Thursday, March 17, 2005

Made for walking

Buttonwood

Mar 8th 2005
From The Economist Global Agenda

House prices and America’s mortgage-finance giants have both grown too big for their boots. Will one trip up the other?

BUTTONWOOD had to chuckle at the photos of Martha Stewart, the world’s most tasteful jailbird, just released from Cupcake Correctional Facility last weekend. Adorably dressed, she looked suspiciously botoxed and understandably cheerful—if only because shares in Martha Stewart Living Omnimedia had more than doubled in price during the previous seven months (though they are down this week). She would be a role model, were it not for the record.

It is hard to know whether the shares have risen at the prospect of her manicured hand profitably on the tiller once more or because home-furnishing companies usually rise when the housing sector flourishes. And flourishing it is. The price of residential housing in America rose faster last year than at any time since 1979, says Freddie Mac, one of the two big government-sponsored entities (GSEs) that provide mortgage liquidity. The ratio of house prices to rents is now a third above its average level from 1975 to 2000, on calculations by The Economist.

Though the pace is likely to slow a bit this year, people keep on buying, and borrowing to do so. There are all sorts of tempting mortgages on offer, including 110 LTVs (110% loan-to-value mortgages), which lend the full price of the house plus a bit extra for transaction costs. Turnover is frenetic: as one commentator puts it, “Day traders in shares have become day traders in real estate.”

Does all this amount to a bubble? Without a doubt. Alan Greenspan’s attempt to save capitalism from the burst dotcom bubble in 2000 (and the effects of terrorist attack in 2001), by cutting short-term interest rates from 6.5% in 2000 to 1% in 2003, produced a new bubble in the credit markets. One sign of that is the compression in bond yields, with riskier assets paying investors only slightly more than governments and blue chips. Another is the debt-fuelled explosion in property prices.

What is less clear is the link between America’s huge and hugely troubled mortgage-finance behemoths—Fannie Mae and Freddie Mac—and the house-price bubble. If these custodians of $3 trillion in securitised mortgages back out of the market—either because there is further bad news to emerge from within them or because their masters make them—could this prick the bubble by making mortgages scarcer and dearer? And would Fannie and Freddie go bust if the bubble popped?
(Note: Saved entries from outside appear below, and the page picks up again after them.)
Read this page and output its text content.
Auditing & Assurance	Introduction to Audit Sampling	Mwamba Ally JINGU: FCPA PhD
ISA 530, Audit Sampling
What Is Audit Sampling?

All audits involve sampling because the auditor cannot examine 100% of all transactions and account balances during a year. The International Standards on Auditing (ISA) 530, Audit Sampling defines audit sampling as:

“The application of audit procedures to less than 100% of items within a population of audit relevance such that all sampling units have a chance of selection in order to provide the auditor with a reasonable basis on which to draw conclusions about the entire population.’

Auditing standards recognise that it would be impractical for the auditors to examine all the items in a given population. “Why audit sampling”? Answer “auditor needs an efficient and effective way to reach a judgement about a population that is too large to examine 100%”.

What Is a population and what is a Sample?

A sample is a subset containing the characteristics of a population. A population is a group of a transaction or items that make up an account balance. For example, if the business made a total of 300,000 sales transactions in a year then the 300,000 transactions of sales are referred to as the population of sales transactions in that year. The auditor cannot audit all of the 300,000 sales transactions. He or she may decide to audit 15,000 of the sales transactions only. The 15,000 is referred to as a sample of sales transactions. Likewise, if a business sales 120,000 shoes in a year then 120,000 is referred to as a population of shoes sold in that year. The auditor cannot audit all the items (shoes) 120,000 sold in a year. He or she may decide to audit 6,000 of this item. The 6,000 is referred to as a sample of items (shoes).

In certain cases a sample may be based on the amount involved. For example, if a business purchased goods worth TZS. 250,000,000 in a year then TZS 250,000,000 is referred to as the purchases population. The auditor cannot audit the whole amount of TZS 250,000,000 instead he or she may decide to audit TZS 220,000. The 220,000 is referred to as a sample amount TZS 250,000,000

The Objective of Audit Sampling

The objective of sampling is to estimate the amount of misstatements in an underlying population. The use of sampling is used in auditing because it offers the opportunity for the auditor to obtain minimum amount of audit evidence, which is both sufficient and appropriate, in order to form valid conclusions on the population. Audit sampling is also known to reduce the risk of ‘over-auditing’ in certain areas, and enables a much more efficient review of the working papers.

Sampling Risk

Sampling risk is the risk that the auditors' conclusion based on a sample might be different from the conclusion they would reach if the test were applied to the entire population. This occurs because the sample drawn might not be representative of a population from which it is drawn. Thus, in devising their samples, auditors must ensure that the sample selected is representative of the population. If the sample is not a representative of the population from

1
The GSEs, created by statute but both private-sector companies these days, are supposed to pump liquidity into the lower end of the housing market. They do this by buying mortgages from banks and other lenders, most of which they then pool as collateral for marketable securities, collecting a “G-fee” for guaranteeing repayment. Some mortgages and mortgage-backed bonds, however, they hold in their own portfolios. The difference between what they pay to borrow (just a little more than Treasuries, as they are assumed to be guaranteed by the federal government) and what they make on their holdings (less the cost of hedging against interest-rate risks, plus the G-fees they earn) has made both companies among the most consistently profitable of the S&P 500.
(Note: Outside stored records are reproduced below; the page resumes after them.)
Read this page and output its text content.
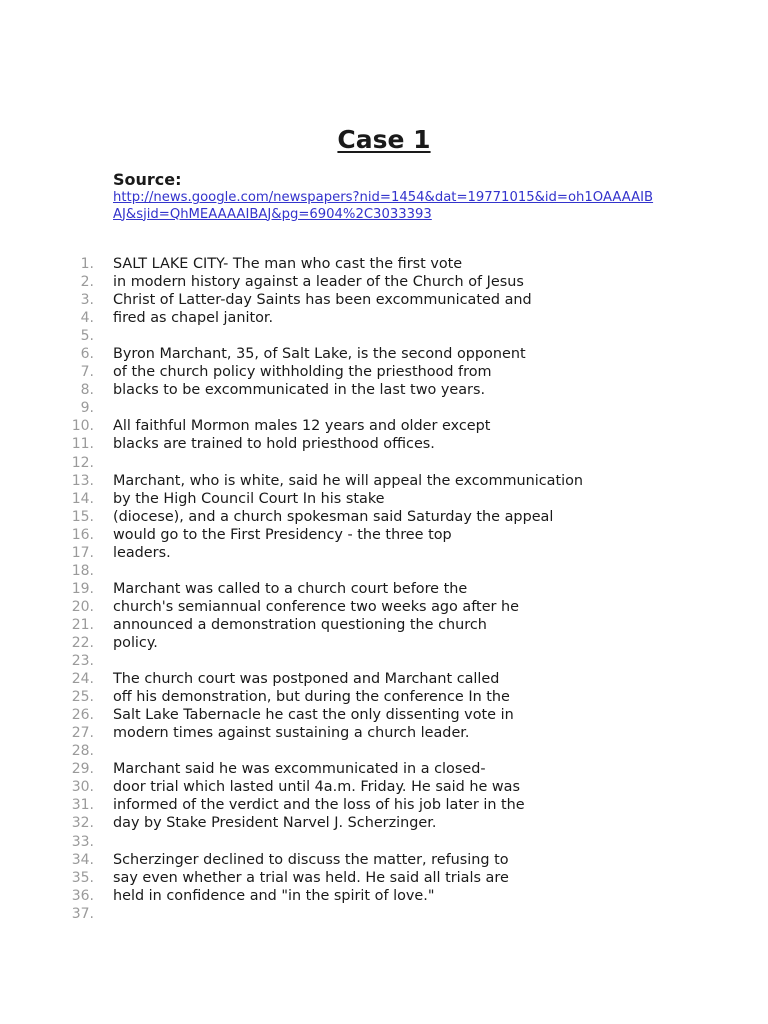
Case 1
Source:
http://news.google.com/newspapers?nid=1454&dat=19771015&id=oh1OAAAAIBAJ&sjid=QhMEAAAAIBAJ&pg=6904%2C3033393
1. SALT LAKE CITY- The man who cast the first vote
2. in modern history against a leader of the Church of Jesus
3. Christ of Latter-day Saints has been excommunicated and
4. fired as chapel janitor.
5.
6. Byron Marchant, 35, of Salt Lake, is the second opponent
7. of the church policy withholding the priesthood from
8. blacks to be excommunicated in the last two years.
9.
10. All faithful Mormon males 12 years and older except
11. blacks are trained to hold priesthood offices.
12.
13. Marchant, who is white, said he will appeal the excommunication
14. by the High Council Court In his stake
15. (diocese), and a church spokesman said Saturday the appeal
16. would go to the First Presidency - the three top
17. leaders.
18.
19. Marchant was called to a church court before the
20. church's semiannual conference two weeks ago after he
21. announced a demonstration questioning the church
22. policy.
23.
24. The church court was postponed and Marchant called
25. off his demonstration, but during the conference In the
26. Salt Lake Tabernacle he cast the only dissenting vote in
27. modern times against sustaining a church leader.
28.
29. Marchant said he was excommunicated in a closed-
30. door trial which lasted until 4a.m. Friday. He said he was
31. informed of the verdict and the loss of his job later in the
32. day by Stake President Narvel J. Scherzinger.
33.
34. Scherzinger declined to discuss the matter, refusing to
35. say even whether a trial was held. He said all trials are
36. held in confidence and "in the spirit of love."
37.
But those profits have been called into question. The agencies’ regulators have stumbled more than once on accounting fiddles at both and are now making Fannie Mae restate four years of earnings, slow the breakneck pace of growth in its portfolio, and strengthen capital. Mr Greenspan seems keen to get mortgage lending back into the hands of banks whose behaviour he can influence. Congress, meanwhile, may enact stronger controls over Fannie and Freddie. Economists at the Federal Reserve reckon that the GSEs pass on to consumers only seven basis points of the 15-18 point spread between the mortgages they buy and ordinary mortgages. Richard Baker, a Republican congressman who sits on one of the committees considering the GSEs’ future, says he worries that Fannie and Freddie have forgotten their mission to help low-income people and instead have become “a very sophisticated hedge fund which uses its leverage in the marketplace given by the taxpayers to yield significant profits for shareholders”.
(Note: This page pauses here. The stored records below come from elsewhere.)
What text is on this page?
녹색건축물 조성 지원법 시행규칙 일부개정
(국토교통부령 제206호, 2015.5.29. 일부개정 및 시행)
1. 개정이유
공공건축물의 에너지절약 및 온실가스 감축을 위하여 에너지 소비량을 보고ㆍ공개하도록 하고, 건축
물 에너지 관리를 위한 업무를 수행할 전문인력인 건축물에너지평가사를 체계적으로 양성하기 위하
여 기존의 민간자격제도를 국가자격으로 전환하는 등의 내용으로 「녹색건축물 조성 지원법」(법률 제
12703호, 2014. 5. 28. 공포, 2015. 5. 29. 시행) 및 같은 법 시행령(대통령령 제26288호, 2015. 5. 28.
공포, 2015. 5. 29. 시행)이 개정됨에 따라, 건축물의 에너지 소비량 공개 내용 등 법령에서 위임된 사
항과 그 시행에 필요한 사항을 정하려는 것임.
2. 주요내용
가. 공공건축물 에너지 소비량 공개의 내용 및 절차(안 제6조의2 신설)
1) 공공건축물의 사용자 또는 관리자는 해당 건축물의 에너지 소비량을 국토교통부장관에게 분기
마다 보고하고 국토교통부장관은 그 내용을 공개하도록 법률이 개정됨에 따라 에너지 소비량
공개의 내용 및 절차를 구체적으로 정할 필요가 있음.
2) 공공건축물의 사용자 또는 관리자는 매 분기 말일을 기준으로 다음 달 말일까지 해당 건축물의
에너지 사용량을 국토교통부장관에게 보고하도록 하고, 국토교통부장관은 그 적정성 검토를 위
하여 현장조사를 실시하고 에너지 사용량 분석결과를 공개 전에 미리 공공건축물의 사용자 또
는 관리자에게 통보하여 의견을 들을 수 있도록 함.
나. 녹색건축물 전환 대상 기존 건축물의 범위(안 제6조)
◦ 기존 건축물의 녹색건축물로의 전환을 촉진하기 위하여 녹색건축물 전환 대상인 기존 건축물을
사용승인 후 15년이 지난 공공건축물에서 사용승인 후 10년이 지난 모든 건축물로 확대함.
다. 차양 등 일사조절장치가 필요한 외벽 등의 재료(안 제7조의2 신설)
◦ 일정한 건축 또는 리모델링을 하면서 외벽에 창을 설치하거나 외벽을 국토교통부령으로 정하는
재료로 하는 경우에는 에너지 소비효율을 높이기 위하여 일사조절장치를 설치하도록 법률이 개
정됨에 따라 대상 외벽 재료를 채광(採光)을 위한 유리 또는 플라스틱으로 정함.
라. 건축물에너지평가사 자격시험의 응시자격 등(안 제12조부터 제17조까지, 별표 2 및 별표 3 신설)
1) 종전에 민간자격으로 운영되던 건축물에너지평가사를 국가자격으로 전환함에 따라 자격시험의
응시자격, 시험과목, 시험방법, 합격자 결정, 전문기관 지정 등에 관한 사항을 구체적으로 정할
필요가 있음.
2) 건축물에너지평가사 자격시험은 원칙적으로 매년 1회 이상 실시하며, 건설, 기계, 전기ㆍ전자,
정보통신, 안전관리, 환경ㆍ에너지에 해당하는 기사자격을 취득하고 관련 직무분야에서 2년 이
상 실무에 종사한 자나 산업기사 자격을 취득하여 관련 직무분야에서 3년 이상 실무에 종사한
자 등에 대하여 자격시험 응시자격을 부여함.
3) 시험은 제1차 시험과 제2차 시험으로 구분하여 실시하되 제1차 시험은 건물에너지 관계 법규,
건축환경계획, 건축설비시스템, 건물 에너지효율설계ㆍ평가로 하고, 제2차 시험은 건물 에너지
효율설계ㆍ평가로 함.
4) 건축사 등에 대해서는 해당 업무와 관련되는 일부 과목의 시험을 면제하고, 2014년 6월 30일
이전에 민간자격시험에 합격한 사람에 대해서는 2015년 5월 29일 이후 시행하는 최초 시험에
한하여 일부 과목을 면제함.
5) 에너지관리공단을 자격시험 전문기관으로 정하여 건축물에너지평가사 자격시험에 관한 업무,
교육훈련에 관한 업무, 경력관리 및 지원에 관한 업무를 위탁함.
If the agencies are cut back dramatically, how much will it affect the markets? Looking at it another way, how much is the house-price bubble due to the availability of this huge pool of cheap credit? Not much, some would say. After all, many other countries, including Britain, have managed to produce perfectly good house-price bubbles without Fannie and Freddie, so the condition may have more to do with general global liquidity and tax breaks.

More specifically, house prices in America galloped merrily on in 2004 while Fannie and Freddie were less active than they had been in years. Rising house prices pushed the size of many mortgages up through the limit ($359,650 at present) that the GSEs are allowed to buy. Many borrowers chose more complicated mortgages, such as hybrids (partly fixed-rate, partly floating), which the GSEs find harder to buy up and securitise. The result of all this is that the GSEs’ furious pace of securitising mortgages slowed in 2004, and their portfolios were virtually flat. Since then, Fannie has slimmed its portfolio by another 17%.

It is too soon to know whether the GSEs can really absent themselves from the market without its noticing. Despite everything, says Jim Vogel, senior vice-president of FTN Financial Capital Markets, “everyone out there still assumes that there’s a put [option to sell] at some price back to Fannie and Freddie.” And there is plenty of money around to lend at the moment. Though Fannie’s shares, unlike Martha Stewart’s, have fared unhappily over the past few months, yields on its long-term debt have been reasonably resilient.

If house prices dropped and defaults rose sharply, could that seriously trip up Fannie and Freddie? That would depend on how sharp the changes were. The agencies are prohibited from buying mortgages that represent more than 80% of the value of the house. Prices would have to fall by more than 20%—by much more, in areas where prices have risen most—before Fannie and Freddie took a serious hit.

All this is not to say that a sharp change in either the agencies’ status or house prices would not roil the markets. But it seems that Congress could dare to be bold, paring back the GSEs’ portfolios and giving a new, stronger regulator broader powers. The boldest move of all, of course, would be to give up altogether on subsidising the American dream of home ownership for all. Surely Congress would not go that far? Buttonwood thought not—until a colleague pointed out that Britain had had a similar dream, financed through tax breaks on mortgage interest. Where are those tax breaks today? History, pure history. Just like Martha Stewart’s time inside.